The group’s work falls into three main categories—(1) Infrastructure or Platforms for Science-Oriented Analytics, (2) Advanced Computational Techniques and Algorithms, and (3) Foundational Capabilities—that contribute to developing computationally enabled measurements with trust in computing and handling of high-throughput instruments built-in by design.
Infrastructure or Platforms for Science-Oriented Analytics
- CDCS (Customizable Data Curation System) focuses on registries, curating document-oriented data, and providing persistent IDs. It provides web interfaces for retrieving and querying data, text-oriented search. It is being augmented with advanced tools, inspired by Natural Language Processing (NLP), to provide semantic search.
- WIPP (Web Image Processing Pipeline) focuses on image analytics over terabyte-sized image collections running on distributed computational hardware (clusters and clouds). It provides web interfaces for managing and viewing images or subsets of images, and for the traceable and reproducible processing of images via workflows of software containers from a WIPP registry.
Advanced Computational Techniques and Algorithms
- Image Analytics—the group is developing approaches that combine approaches from conventional feature engineering and ones rooted in Artificial Intelligence/Deep Learning (AI/DL) for analyzing a variety of image types: optical microscopy, electron microscopy, Cryo-EM images (Cryogenic Electron Microscopy), neutron images, etc. Several of these image types go beyond 3D by adding a time dimension (T) or multiple channels (C) and can be very large (approaching 1 TB).
- Text Analytics—the group is applying Natural Language Processing (NLP) techniques and language models (e.g., BERT) to analyze curated scientific publications and answer more sophisticated queries than traditional Informational Retrieval (IR) systems. The group is also a participant in identifying a subdomain of NLP, Technical Language Processing (TLP), which aims to tackle text-related problems in technical domains with limited data availability (e.g., maintenance logs).
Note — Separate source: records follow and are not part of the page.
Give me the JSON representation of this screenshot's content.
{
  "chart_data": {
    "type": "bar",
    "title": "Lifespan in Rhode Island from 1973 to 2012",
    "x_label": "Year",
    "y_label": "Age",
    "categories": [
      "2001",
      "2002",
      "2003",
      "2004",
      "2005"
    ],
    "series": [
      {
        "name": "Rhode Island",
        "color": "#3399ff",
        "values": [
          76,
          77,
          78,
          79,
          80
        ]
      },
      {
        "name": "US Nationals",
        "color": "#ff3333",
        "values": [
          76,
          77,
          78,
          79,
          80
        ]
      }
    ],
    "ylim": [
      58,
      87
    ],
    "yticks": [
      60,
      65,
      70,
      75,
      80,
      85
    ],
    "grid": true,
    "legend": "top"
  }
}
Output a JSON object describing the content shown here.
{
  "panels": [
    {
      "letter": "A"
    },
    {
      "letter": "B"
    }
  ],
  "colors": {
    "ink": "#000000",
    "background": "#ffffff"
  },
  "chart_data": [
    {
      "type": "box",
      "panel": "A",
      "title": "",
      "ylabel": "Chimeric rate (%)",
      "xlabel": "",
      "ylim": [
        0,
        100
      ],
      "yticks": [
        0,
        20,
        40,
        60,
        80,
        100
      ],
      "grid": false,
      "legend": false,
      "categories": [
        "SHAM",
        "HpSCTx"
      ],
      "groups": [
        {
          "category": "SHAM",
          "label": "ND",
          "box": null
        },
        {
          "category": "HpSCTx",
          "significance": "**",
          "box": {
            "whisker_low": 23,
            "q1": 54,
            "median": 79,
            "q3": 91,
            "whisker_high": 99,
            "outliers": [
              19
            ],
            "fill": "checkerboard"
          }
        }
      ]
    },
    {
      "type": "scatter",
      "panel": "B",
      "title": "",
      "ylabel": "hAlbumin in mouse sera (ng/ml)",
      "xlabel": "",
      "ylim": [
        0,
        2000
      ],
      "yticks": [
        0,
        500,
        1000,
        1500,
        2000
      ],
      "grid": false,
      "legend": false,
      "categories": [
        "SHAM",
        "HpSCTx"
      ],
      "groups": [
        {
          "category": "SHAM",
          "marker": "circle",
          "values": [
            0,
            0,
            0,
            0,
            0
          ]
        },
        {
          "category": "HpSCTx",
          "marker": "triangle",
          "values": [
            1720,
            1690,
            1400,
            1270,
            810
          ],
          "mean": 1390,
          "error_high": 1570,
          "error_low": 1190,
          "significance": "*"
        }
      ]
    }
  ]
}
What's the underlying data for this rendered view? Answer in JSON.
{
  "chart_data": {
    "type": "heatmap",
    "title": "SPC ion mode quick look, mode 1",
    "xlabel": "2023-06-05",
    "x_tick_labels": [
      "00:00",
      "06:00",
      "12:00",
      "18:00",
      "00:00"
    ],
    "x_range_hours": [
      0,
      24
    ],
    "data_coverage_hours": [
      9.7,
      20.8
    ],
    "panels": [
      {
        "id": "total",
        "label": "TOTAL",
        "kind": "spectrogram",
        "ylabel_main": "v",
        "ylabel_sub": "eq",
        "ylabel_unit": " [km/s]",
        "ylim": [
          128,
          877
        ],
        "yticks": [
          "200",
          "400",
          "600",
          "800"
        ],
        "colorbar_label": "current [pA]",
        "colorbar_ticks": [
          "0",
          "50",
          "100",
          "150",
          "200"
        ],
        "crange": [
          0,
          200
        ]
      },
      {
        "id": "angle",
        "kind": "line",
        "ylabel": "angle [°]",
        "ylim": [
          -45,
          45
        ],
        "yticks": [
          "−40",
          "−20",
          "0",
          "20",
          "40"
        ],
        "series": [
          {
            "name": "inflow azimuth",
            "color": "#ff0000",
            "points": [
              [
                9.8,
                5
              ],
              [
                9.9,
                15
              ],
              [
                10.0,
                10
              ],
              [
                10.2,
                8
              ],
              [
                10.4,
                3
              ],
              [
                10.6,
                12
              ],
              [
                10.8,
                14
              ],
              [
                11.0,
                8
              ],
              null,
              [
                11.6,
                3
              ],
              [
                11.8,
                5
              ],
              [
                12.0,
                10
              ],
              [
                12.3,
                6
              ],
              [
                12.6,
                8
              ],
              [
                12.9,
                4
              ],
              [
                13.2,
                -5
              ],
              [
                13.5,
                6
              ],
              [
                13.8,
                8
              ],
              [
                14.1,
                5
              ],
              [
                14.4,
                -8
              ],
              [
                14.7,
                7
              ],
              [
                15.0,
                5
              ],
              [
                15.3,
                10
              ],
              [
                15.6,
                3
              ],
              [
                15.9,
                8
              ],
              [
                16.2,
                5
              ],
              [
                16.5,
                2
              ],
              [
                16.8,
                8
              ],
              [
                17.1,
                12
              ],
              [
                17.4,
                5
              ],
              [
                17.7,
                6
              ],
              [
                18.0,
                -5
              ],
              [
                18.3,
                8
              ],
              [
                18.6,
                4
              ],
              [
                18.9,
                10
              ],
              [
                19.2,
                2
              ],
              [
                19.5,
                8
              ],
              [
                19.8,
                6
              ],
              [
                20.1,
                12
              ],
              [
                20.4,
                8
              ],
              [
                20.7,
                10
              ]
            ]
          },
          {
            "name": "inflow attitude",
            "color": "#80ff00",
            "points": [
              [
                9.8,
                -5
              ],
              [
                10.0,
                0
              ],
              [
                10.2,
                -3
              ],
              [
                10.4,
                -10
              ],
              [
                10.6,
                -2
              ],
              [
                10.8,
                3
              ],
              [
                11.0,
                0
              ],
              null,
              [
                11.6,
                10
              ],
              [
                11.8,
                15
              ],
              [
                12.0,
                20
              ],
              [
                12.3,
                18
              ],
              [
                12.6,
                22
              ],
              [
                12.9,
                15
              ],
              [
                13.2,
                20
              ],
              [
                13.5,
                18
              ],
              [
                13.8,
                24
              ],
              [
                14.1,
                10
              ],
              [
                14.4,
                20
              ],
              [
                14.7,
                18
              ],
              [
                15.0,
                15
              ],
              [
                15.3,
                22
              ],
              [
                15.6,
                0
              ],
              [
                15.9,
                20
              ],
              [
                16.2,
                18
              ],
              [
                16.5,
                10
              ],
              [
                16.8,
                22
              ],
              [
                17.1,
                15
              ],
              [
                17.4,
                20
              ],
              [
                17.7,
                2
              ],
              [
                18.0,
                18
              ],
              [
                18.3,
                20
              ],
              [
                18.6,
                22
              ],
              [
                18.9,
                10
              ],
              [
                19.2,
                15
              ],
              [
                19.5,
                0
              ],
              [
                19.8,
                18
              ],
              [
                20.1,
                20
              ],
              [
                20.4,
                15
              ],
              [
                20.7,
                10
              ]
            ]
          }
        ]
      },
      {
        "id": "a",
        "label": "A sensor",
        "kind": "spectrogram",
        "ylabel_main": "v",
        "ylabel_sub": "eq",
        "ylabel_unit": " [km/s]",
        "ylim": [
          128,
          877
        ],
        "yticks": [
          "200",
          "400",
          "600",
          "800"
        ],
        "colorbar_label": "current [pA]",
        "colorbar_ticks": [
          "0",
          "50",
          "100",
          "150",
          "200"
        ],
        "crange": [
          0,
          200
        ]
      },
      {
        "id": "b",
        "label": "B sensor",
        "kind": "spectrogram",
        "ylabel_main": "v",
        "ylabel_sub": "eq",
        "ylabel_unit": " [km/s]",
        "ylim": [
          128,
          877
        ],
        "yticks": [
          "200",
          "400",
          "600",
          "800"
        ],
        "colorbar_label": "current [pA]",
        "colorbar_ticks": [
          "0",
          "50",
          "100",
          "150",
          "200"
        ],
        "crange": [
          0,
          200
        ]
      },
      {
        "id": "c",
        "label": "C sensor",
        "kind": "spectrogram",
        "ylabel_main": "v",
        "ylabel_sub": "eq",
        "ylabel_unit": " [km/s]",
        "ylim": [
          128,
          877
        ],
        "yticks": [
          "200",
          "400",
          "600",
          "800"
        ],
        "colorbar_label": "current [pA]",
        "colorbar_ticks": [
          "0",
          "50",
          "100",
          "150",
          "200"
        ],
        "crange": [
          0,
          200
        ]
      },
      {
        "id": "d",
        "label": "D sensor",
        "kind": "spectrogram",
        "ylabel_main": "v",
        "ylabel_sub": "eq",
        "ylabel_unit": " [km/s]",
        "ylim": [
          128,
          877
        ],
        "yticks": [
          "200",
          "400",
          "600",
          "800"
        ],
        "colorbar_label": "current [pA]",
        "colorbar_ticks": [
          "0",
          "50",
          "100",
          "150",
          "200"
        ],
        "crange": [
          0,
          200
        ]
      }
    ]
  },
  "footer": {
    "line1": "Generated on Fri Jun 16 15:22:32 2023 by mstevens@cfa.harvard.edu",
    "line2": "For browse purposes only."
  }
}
- Algorithmic Acceleration—the group is continuing its development of specialized algorithms with reduced operation counts in areas ranging from Monte Carlo sampling for Molecular Dynamics, mixed or reduced precision computations, and stochastic algorithms.
Foundational Capabilities
- Artificial Intelligence/Deep Learning for Imaging and NLP—most group members have become quite proficient in the use of DL tools. The group now uses DL approaches as a foundational building block to solve problems in multiple domains: imaging across multiple modalities, text, specialized signal processing, and computer security (trojan detection). Furthermore, the group is collaborating with groups in several NIST OUs (EL, MML, NCNR) to apply AI/DL techniques to OU-specific problems, has made code available to NIST researchers for automating training on AI-oriented hardware resources at NIST, and has given AI-related presentations to NIST researchers.
The group is administering a public competition to detect Trojans (hidden classes) in AI Deep Learning models (Neural Networks) on behalf of IARPA.
- Scalability & Performance—the group continues to extend its work on Program Execution Models for obtaining performance in a range of applications. This work identified Data Flow Graphs as a promising execution model that makes it easy to take advantage of accelerators (e.g., GPUs). The group released Hedgehog, a library and runtime system for implementing Multi-threaded Asynchronous Data Flow Graphs on high-end single compute nodes, along with FastLoader, a companion library for the multithreaded asynchronous reading of large objects from files (e.g., very large images), to simplifying the development of performance-oriented applications. We have used this execution model to develop performance-oriented applications (e.g., analysis of very large microscopy images [100K x 50K pixels]).
At a conceptual level, the group is cooperating with a University of Utah research team, led by Prof. Martin Berzins, to extend this programming model beyond a single compute node, so it applies to a cluster. The group is also exploring Ray Tracing as a programming model to accelerate and simplify particle transport simulation, which are of interest to multiple NIST OUs.
- Trustworthy Computing—the group is developing or extending approaches to enhance trust in computing in three areas: (a) numerical reproducibility—by associating a numerical uncertainty with a computed result; (b) explainable AI in OMICS Problems—by combining simulations of neural networks, interactive visualizations for sequencing data, and designs of multiple metrics of AI models using perturbations; (c) reproducible image analysis—by organizing imaging computations as reproducible workflows using containers and tracking data & result provenance.